Note: For this code to be explicitly correct we would also have to do this in T2() :
VOID
T2(VOID)
{
ULONG AVal;
//
// See if our FOO is initialized
//
MemoryBarrier();
if (f.Initialized) {
AVal = f.A;
// Use AVal here
}
return;
}
The reason we need this barrier on the "read side" is very complicated and will not happen on any current processor that Windows supports. However, if you are a sick individual and want the whole story let me know and I'll post about it.
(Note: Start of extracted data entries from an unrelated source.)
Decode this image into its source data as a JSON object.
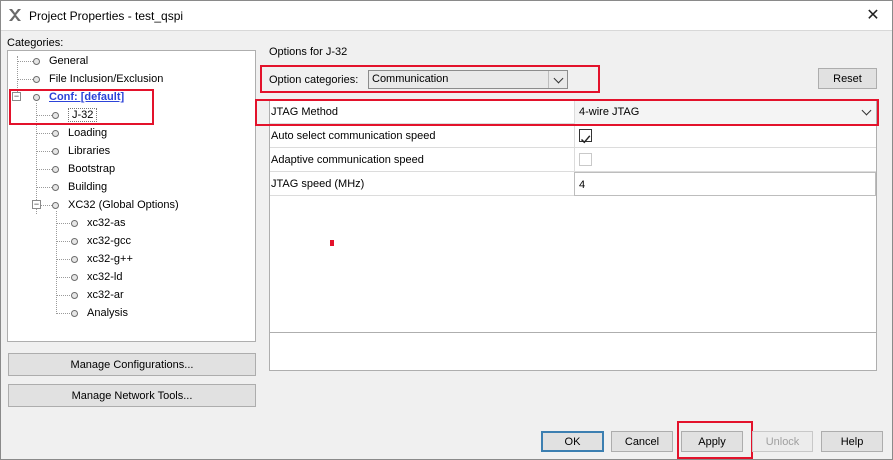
{
  "window": {
    "title": "Project Properties - test_qspi"
  },
  "categories": {
    "heading": "Categories:",
    "items": {
      "general": "General",
      "file_inclusion": "File Inclusion/Exclusion",
      "conf": "Conf: [default]",
      "j32": "J-32",
      "loading": "Loading",
      "libraries": "Libraries",
      "bootstrap": "Bootstrap",
      "building": "Building",
      "xc32": "XC32 (Global Options)",
      "xc32_as": "xc32-as",
      "xc32_gcc": "xc32-gcc",
      "xc32_gpp": "xc32-g++",
      "xc32_ld": "xc32-ld",
      "xc32_ar": "xc32-ar",
      "analysis": "Analysis"
    },
    "selected": "J-32"
  },
  "left_buttons": {
    "manage_configurations": "Manage Configurations...",
    "manage_network_tools": "Manage Network Tools..."
  },
  "options": {
    "heading": "Options for J-32",
    "category_label": "Option categories:",
    "category_value": "Communication",
    "reset_label": "Reset",
    "rows": [
      {
        "label": "JTAG Method",
        "value": "4-wire JTAG"
      },
      {
        "label": "Auto select communication speed",
        "checked": true
      },
      {
        "label": "Adaptive communication speed",
        "checked": false,
        "disabled": true
      },
      {
        "label": "JTAG speed (MHz)",
        "value": "4"
      }
    ]
  },
  "footer": {
    "ok": "OK",
    "cancel": "Cancel",
    "apply": "Apply",
    "unlock": "Unlock",
    "help": "Help"
  },
  "colors": {
    "highlight": "#e3122b",
    "link": "#2c43d8"
  }
}
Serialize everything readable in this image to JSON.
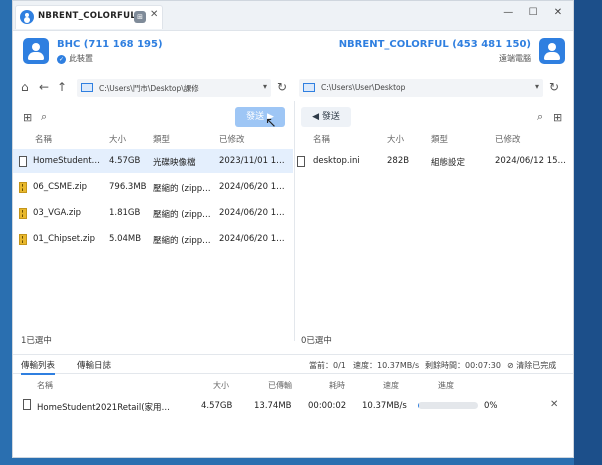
{
  "window": {
    "tab_title": "NBRENT_COLORFUL",
    "controls": [
      "—",
      "☐",
      "✕"
    ]
  },
  "local": {
    "name": "BHC (711 168 195)",
    "label": "此裝置",
    "path": "C:\\Users\\鬥市\\Desktop\\課修",
    "send_label": "發送",
    "columns": [
      "名稱",
      "大小",
      "類型",
      "已修改"
    ],
    "files": [
      {
        "name": "HomeStudent…",
        "size": "4.57GB",
        "type": "光碟映像檔",
        "modified": "2023/11/01 1…",
        "icon": "doc-icon"
      },
      {
        "name": "06_CSME.zip",
        "size": "796.3MB",
        "type": "壓縮的 (zipp…",
        "modified": "2024/06/20 1…",
        "icon": "zip-icon"
      },
      {
        "name": "03_VGA.zip",
        "size": "1.81GB",
        "type": "壓縮的 (zipp…",
        "modified": "2024/06/20 1…",
        "icon": "zip-icon"
      },
      {
        "name": "01_Chipset.zip",
        "size": "5.04MB",
        "type": "壓縮的 (zipp…",
        "modified": "2024/06/20 1…",
        "icon": "zip-icon"
      }
    ],
    "status": "1已選中"
  },
  "remote": {
    "name": "NBRENT_COLORFUL (453 481 150)",
    "label": "遠端電腦",
    "path": "C:\\Users\\User\\Desktop",
    "recv_label": "發送",
    "columns": [
      "名稱",
      "大小",
      "類型",
      "已修改"
    ],
    "files": [
      {
        "name": "desktop.ini",
        "size": "282B",
        "type": "組態設定",
        "modified": "2024/06/12 15…",
        "icon": "doc-icon"
      }
    ],
    "status": "0已選中"
  },
  "transfer": {
    "tabs": [
      "傳輸列表",
      "傳輸日誌"
    ],
    "current": "當前：0/1",
    "speed": "速度：10.37MB/s",
    "remaining": "剩餘時間：00:07:30",
    "clear_label": "清除已完成",
    "columns": [
      "名稱",
      "大小",
      "已傳輸",
      "耗時",
      "速度",
      "進度"
    ],
    "rows": [
      {
        "name": "HomeStudent2021Retail(家用…",
        "size": "4.57GB",
        "transferred": "13.74MB",
        "elapsed": "00:00:02",
        "speed": "10.37MB/s",
        "progress_text": "0%",
        "progress_fraction": 0.003
      }
    ]
  },
  "colors": {
    "accent": "#2f7fe0",
    "selected_row": "#e4effd"
  }
}
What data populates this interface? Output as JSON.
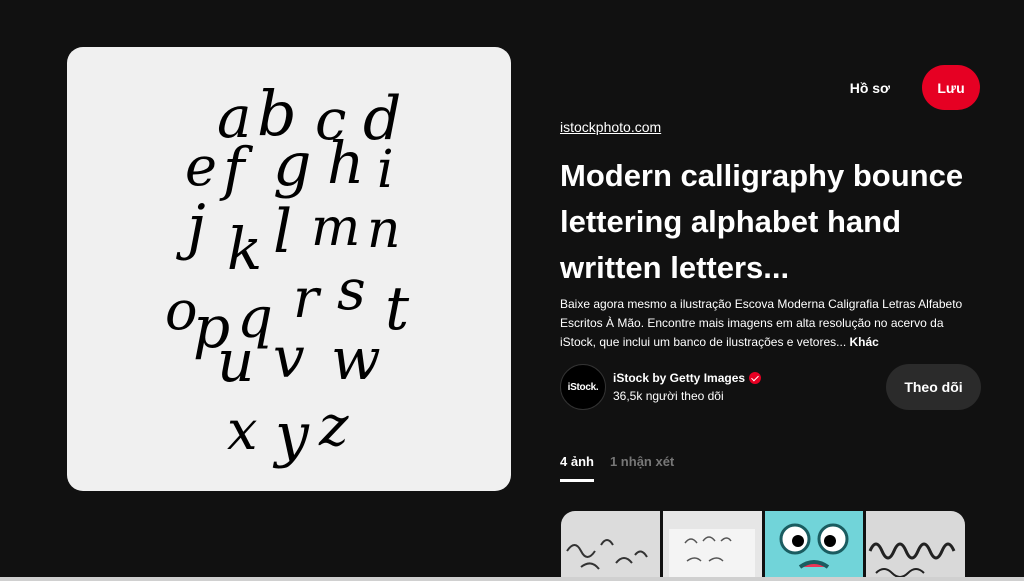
{
  "header": {
    "profile_label": "Hồ sơ",
    "save_label": "Lưu"
  },
  "pin": {
    "image_letters": [
      "a",
      "b",
      "c",
      "d",
      "e",
      "f",
      "g",
      "h",
      "i",
      "j",
      "k",
      "l",
      "m",
      "n",
      "o",
      "p",
      "q",
      "r",
      "s",
      "t",
      "u",
      "v",
      "w",
      "x",
      "y",
      "z"
    ],
    "source": "istockphoto.com",
    "title": "Modern calligraphy bounce lettering alphabet hand written letters...",
    "description": "Baixe agora mesmo a ilustração Escova Moderna Caligrafia Letras Alfabeto Escritos À Mão. Encontre mais imagens em alta resolução no acervo da iStock, que inclui um banco de ilustrações e vetores...",
    "more_label": "Khác"
  },
  "creator": {
    "avatar_text": "iStock.",
    "name": "iStock by Getty Images",
    "followers": "36,5k người theo dõi",
    "follow_label": "Theo dõi"
  },
  "tabs": [
    {
      "label": "4 ảnh",
      "active": true
    },
    {
      "label": "1 nhận xét",
      "active": false
    }
  ],
  "colors": {
    "background": "#111111",
    "accent": "#e60023",
    "verified": "#e60023"
  }
}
So why do locks prevent you from worrying about this? You guessed it – all locks will have an embedded memory barrier! If they didn’t they wouldn’t be a lock. My personal advice is to always write your code with locks. If you can prove to yourself that the locked paths are too slow – make sure you are only locking around the required elements of your code (don’t lock around a whole function if you just need to lock around a single assignment). If you perf is still suffering – then and only then should you put yourself through the torture of writing correct lock-free code. By the way – did I mention that every compiler and platform have different rules about how things can get reordered. More to come on this later.
Well – I hope I haven’t bored you to tears with this. I it is not interesting – please let me know and I will start an entry about Lost!